7. Look for What’s New: Whether it’s a brand new resort, or a mega-size cruise ship that’s fresh from the shipyard, or an airline rolling out new routes, anything that’s brand new in travel is...empty. This is a great time to look for discounts and booking incentives, especially if you’re the type who loves to try out a new hotel or ship when all of its spaces are still sparkling, and before it gets crowded. Look for these offers in the months and weeks before the property is open for business, or before the ship starts sailing. This is when travel companies are eager to start generating revenue from their new products, but often don’t yet have an established customer base for them. For you, this means deals galore.
8. Lock in Your Plans: It’s a golden rule in booking travel: those who book early, and who pay up front and in full, will save money. Almost every hotel and resort offers a specific rate — usually the lowest available — that’s reserved for customers who book ahead (often 14, 30, or 60 days), and who pony up their credit cards for the full price of the stay at the time of booking. These rates are often nonrefundable. Look for these rates when you’re searching for prices on OTAs, and in hotel booking engines. Airlines do this, too. Tickets that are less flexible, that don’t allow changes or refunds, and that are booked at least two weeks in advance cost significantly less than changeable, refundable, and last-minute tickets.
9. Mix High and Low: What’s your travel priority? Is it a luxury hotel with impeccable service and high thread-count sheets? Is it a lie-flat airline seat that lets you sleep comfortably on a long flight? Is it Michelin-starred cuisine, a private tour, or a relaxing massage? No matter what you love — and what you need to really unwind on your vacation — you can have it. You just have to prioritize it, and build in your savings elsewhere. Maybe you don’t mind flying on a low-leg-room budget carrier if it means you can spend a week eating your way through Paris’s best restaurants. And maybe you’re happy to stay two nights at a comfortable chain hotel if you can spend a third night at a five-star hotel in Tokyo. Our advice? Whichever part of travel ignites your passion, start there and budget it first. Then build the rest of your trip around it.

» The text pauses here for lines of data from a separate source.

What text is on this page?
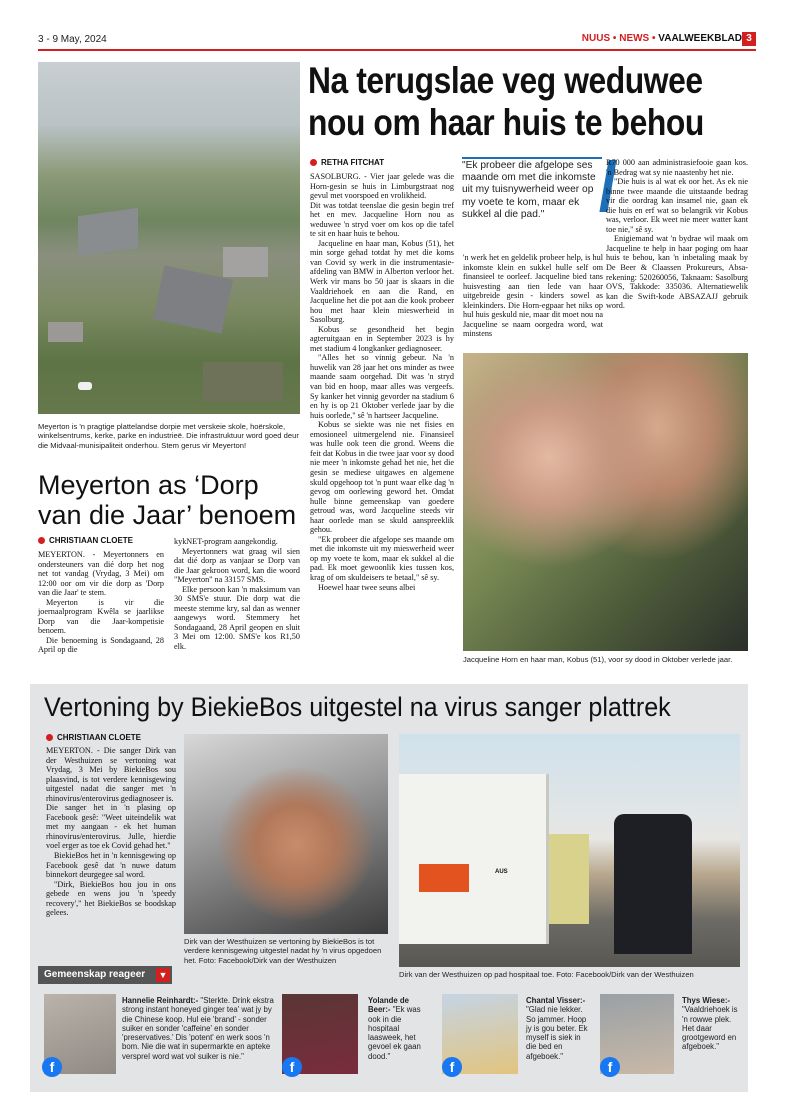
3 - 9 May, 2024	NUUS • NEWS • VAALWEEKBLAD 3
Meyerton is 'n pragtige plattelandse dorpie met verskeie skole, hoërskole, winkelsentrums, kerke, parke en industrieë. Die infrastruktuur word goed deur die Midvaal-munisipaliteit onderhou. Stem gerus vir Meyerton!
Meyerton as ‘Dorp van die Jaar’ benoem
CHRISTIAAN CLOETE

MEYERTON. - Meyertonners en ondersteuners van dié dorp het nog net tot vandag (Vrydag, 3 Mei) om 12:00 oor om vir die dorp as 'Dorp van die Jaar' te stem.

Meyerton is vir die joernaalprogram Kwêla se jaarlikse Dorp van die Jaar-kompetisie benoem.

Die benoeming is Sondagaand, 28 April op die

kykNET-program aangekondig.

Meyertonners wat graag wil sien dat dié dorp as vanjaar se Dorp van die Jaar gekroon word, kan die woord "Meyerton" na 33157 SMS.

Elke persoon kan 'n maksimum van 30 SMS'e stuur. Die dorp wat die meeste stemme kry, sal dan as wenner aangewys word. Stemmery het Sondagaand, 28 April geopen en sluit 3 Mei om 12:00. SMS'e kos R1,50 elk.

Na terugslae veg weduwee
nou om haar huis te behou
RETHA FITCHAT

SASOLBURG. - Vier jaar gelede was die Horn-gesin se huis in Limburgstraat nog gevul met voorspoed en vrolikheid.

Dit was totdat teenslae die gesin begin tref het en mev. Jacqueline Horn nou as weduwee 'n stryd voer om kos op die tafel te sit en haar huis te behou.

Jacqueline en haar man, Kobus (51), het min sorge gehad totdat hy met die koms van Covid sy werk in die instrumentasie-afdeling van BMW in Alberton verloor het. Werk vir mans bo 50 jaar is skaars in die Vaaldriehoek en aan die Rand, en Jacqueline het die pot aan die kook probeer hou met haar klein mieswerheid in Sasolburg.

Kobus se gesondheid het begin agteruitgaan en in September 2023 is hy met stadium 4 longkanker gediagnoseer.

"Alles het so vinnig gebeur. Na 'n huwelik van 28 jaar het ons minder as twee maande saam oorgehad. Dit was 'n stryd van bid en hoop, maar alles was vergeefs. Sy kanker het vinnig gevorder na stadium 6 en hy is op 21 Oktober verlede jaar by die huis oorlede," sê 'n hartseer Jacqueline.

Kobus se siekte was nie net fisies en emosioneel uitmergelend nie. Finansieel was hulle ook teen die grond. Weens die feit dat Kobus in die twee jaar voor sy dood nie meer 'n inkomste gehad het nie, het die gesin se mediese uitgawes en algemene skuld opgehoop tot 'n punt waar elke dag 'n gevog om oorlewing geword het. Omdat hulle binne gemeenskap van goedere getroud was, word Jacqueline steeds vir haar oorlede man se skuld aanspreeklik gehou.

"Ek probeer die afgelope ses maande om met die inkomste uit my mieswerheid weer op my voete te kom, maar ek sukkel al die pad. Ek moet gewoonlik kies tussen kos, krag of om skuldeisers te betaal," sê sy.

Hoewel haar twee seuns albei

"Ek probeer die afgelope ses maande om met die inkomste uit my tuisnywerheid weer op my voete te kom, maar ek sukkel al die pad."

'n werk het en geldelik probeer help, is hul inkomste klein en sukkel hulle self om finansieel te oorleef. Jacqueline bied tans huisvesting aan tien lede van haar uitgebreide gesin - kinders sowel as kleinkinders. Die Horn-egpaar het niks op hul huis geskuld nie, maar dit moet nou na Jacqueline se naam oorgedra word, wat minstens

R70 000 aan administrasiefooie gaan kos. 'n Bedrag wat sy nie naastenby het nie.

"Die huis is al wat ek oor het. As ek nie binne twee maande die uitstaande bedrag vir die oordrag kan insamel nie, gaan ek die huis en erf wat so belangrik vir Kobus was, verloor. Ek weet nie meer watter kant toe nie," sê sy.

Enigiemand wat 'n bydrae wil maak om Jacqueline te help in haar poging om haar huis te behou, kan 'n inbetaling maak by De Beer & Claassen Prokureurs, Absa-rekening: 520260056, Taknaam: Sasolburg OVS, Takkode: 335036. Alternatiewelik kan die Swift-kode ABSAZAJJ gebruik word.

Jacqueline Horn en haar man, Kobus (51), voor sy dood in Oktober verlede jaar.
Vertoning by BiekieBos uitgestel na virus sanger plattrek
CHRISTIAAN CLOETE

MEYERTON. - Die sanger Dirk van der Westhuizen se vertoning wat Vrydag, 3 Mei by BiekieBos sou plaasvind, is tot verdere kennisgewing uitgestel nadat die sanger met 'n rhinovirus/enterovirus gediagnoseer is.

Die sanger het in 'n plasing op Facebook gesê: "Weet uiteindelik wat met my aangaan - ek het human rhinovirus/enterovirus. Julle, hierdie voel erger as toe ek Covid gehad het."

BiekieBos het in 'n kennisgewing op Facebook gesê dat 'n nuwe datum binnekort deurgegee sal word.

"Dirk, BiekieBos hou jou in ons gebede en wens jou 'n 'speedy recovery'," het BiekieBos se boodskap gelees.

Dirk van der Westhuizen se vertoning by BiekieBos is tot verdere kennisgewing uitgestel nadat hy 'n virus opgedoen het. Foto: Facebook/Dirk van der Westhuizen
AUS
Dirk van der Westhuizen op pad hospitaal toe. Foto: Facebook/Dirk van der Westhuizen
Gemeenskap reageer ▼
f
Hannelie Reinhardt:- "Sterkte. Drink ekstra strong instant honeyed ginger tea' wat jy by die Chinese koop. Hul eie 'brand' - sonder suiker en sonder 'caffeine' en sonder 'preservatives.' Dis 'potent' en werk soos 'n bom. Nie die wat in supermarkte en apteke verspreI word wat vol suiker is nie."
f
Yolande de Beer:- "Ek was ook in die hospitaal laasweek, het gevoel ek gaan dood."
f
Chantal Visser:- "Glad nie lekker. So jammer. Hoop jy is gou beter. Ek myself is siek in die bed en afgeboek."
f
Thys Wiese:- "Vaaldriehoek is 'n rowwe plek. Het daar grootgeword en afgeboek."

10. Don’t Follow the Throng: Staying on the well-worn tourist path can be comforting when you’re in a new place — especially when you’re wrangling a new currency or don’t speak the language. It can also be expensive. We’ve seen many a restaurant, gift shop, and attraction in highly touristed areas charging double or triple the prices in other parts of town. To get away from the guide-book-toting masses, start with your hotel concierge. They can direct you toward what’s delicious, authentic, and affordably priced, and they can point you to places where you’re less likely to spend a fortune on a mediocre meal or experience. Look for concierges in particular who wear the "cles d'or," or golden keys, on their lapels. They've gone through special training, adhere to codes of ethics, and offer deep expertise in the destination. If you're out and about in a neighborhood and find a place that you like, ask the shopkeeper, waiter, or bartender for places that they enjoy.